23 Mart 2017 Perşembe

Şuurlu Yaşama Yetisini Korumak İçin Öneriler

 Üzüldüğümüz, sıkıntı duyduğumuz zamanlarda en olumsuz senaryoyu seçer, değersizlik, yetersizlik, yalnızlık ve yabancılaşma temalı düşünceler üzerinden yorum yapmaya ve hareket etmeye başlarız. Başımıza gelenlerle uğraşacağımız yerde bu duygularla uğraşır ve enerjimizi tüketiriz

Beyin, üzerimize gelen bir arabaya da, üzücü anılara ve gelecekle ilgili endişelere de aynı tepkiyi verir. Her iki durumda da bedenin kasılmasını, gerilmesini, kaçmaya ya da mücadeleye hazır duruma gelmesini sağlar.

Daha sakin, şuurlu, huzur dolu, pozitif  bir yaşam sürdürmek için yapılabilecek bazı şeyler...

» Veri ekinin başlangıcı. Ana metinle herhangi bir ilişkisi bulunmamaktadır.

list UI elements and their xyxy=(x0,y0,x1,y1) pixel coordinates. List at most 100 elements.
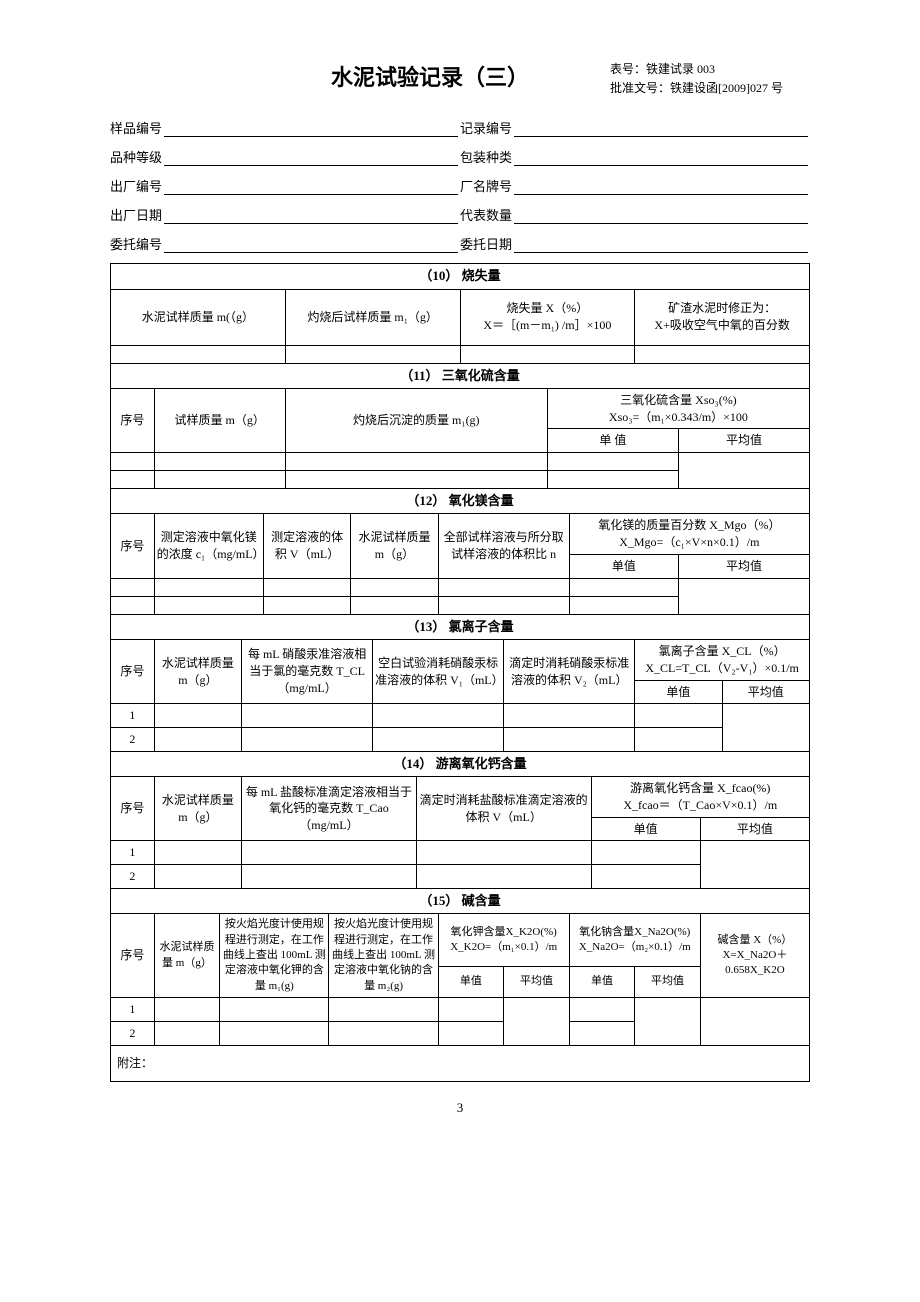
cell[interactable] xyxy=(416,865,591,889)
cell[interactable] xyxy=(504,704,635,728)
cell[interactable] xyxy=(242,728,373,752)
cell[interactable] xyxy=(263,578,350,596)
cell[interactable] xyxy=(154,453,285,471)
cell[interactable] xyxy=(111,596,155,614)
cell[interactable] xyxy=(504,728,635,752)
cell[interactable] xyxy=(569,596,678,614)
cell[interactable] xyxy=(154,578,263,596)
cell[interactable] xyxy=(438,578,569,596)
cell[interactable] xyxy=(416,841,591,865)
cell[interactable] xyxy=(242,841,417,865)
cell[interactable] xyxy=(351,596,438,614)
s12-title: （12） 氧化镁含量 xyxy=(111,489,810,514)
cell[interactable] xyxy=(678,578,809,614)
meta-input-line[interactable] xyxy=(514,176,808,195)
s15-c5: 氧化钠含量X_Na2O(%) X_Na2O=（m₂×0.1）/m xyxy=(569,914,700,967)
meta-label: 委托编号 xyxy=(110,234,162,253)
s12-c4: 全部试样溶液与所分取试样溶液的体积比 n xyxy=(438,514,569,578)
cell[interactable] xyxy=(591,865,700,889)
cell[interactable] xyxy=(242,704,373,728)
cell[interactable] xyxy=(569,578,678,596)
cell[interactable] xyxy=(438,596,569,614)
cell[interactable] xyxy=(635,998,701,1046)
cell[interactable] xyxy=(700,998,809,1046)
cell[interactable] xyxy=(220,1022,329,1046)
meta-item: 委托日期 xyxy=(460,234,810,253)
cell[interactable] xyxy=(285,471,547,489)
s10-v2[interactable] xyxy=(285,345,460,363)
cell[interactable] xyxy=(154,596,263,614)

huzurlu_ve_suurlu_yasamak_icin_oneriler

Her sabah uyandığınızda yataktan kalkmadan önce ve her gece uyumadan önce beş kez derin derin nefes alıp verin. Karın ya da diyafram solunumu olarak bilinen bu teknik ile burundan derin nefes alınır, bu esnada ağız kapalı tutulur, nefes alırken karnın dışarıya doğru yöneldiğini görürsünüz. Nefes birkaç saniye tutulduktan sonra ağızdan yavaşça verilir.

Yeterli dinlenmeyi sağlamak ve zinde kalmak için günde en az 6-7 saat uyuyun. Gün içinde 20-30 dakikalık dinlenmeler faydalı olur, ancak bir saatten daha uzun uykular derin uykuya geçişe ve uyanıldığında da kötü hissedilmeye yol açacağından önerilmez.

Bir yerimiz ağrımadığı sürece bedenimize pek dikkat etmeyiz. Yatarken, otururken, ayaktayken ya da yürürken bedeninizin duruşuna dikkat edin. 

Bir şey yer ya da içerken birkaç saniyeliğine durup kokusunu, tadını, görüntüsünü fark edin.

Nasıl konuştuğunuza ve dinlediğinize bir bakın. Konuşurken sesinizdeki tonlamaları fark etmeye çalışın. Onaylama ya da hoşlanma kaygısı duymadan ya da sıra size geldiğinde ne söyleyeceğinize dair plan yapmadan karşınızdakini dinleyebiliyor musunuz?

Mümkün olduğunca işleri teker teker halletmeye çalışarak ya da daha fazla işle uğraşmaktan kaçının. Böylelikle temponuzu düşürerek yaşadığınız anı yavaşlatma fırsatını bulmuş olursunuz. Aynı anda iki ya da daha fazla işle uğraşmaktan kaçının. Böylece temponuzu düşürerek yaşadığınız anı yavaşlatma fırsatı bulmuş olursunuz.

Endişe etmemeyi başaramıyorsanız, her gün 20 dakikayı endişelerinize ayırın, gerekirse bunu iki kez deneyin. Ama bu süreler dışında kaygılarınızı aklınıza getirmemeye çalışın. 

Önemsiz gibi görünen, sürekli ertelediğiniz bir işi tamamlayın (çalışma masasını, mutfak dolabını temizleme ya da fotoğrafları duvara asma gibi). Bu şekilde küçük çapta da olsa bir fark yaratabileceğinizi, bir etkiniz olabileceğini tekrar hissetmeye başlarsınız. 

Değiştiremeyeceğiniz durumlar hakkında kaygılanmak yerine, hali hazırda yapabileceğiniz işler üzerinde yoğunlaşın.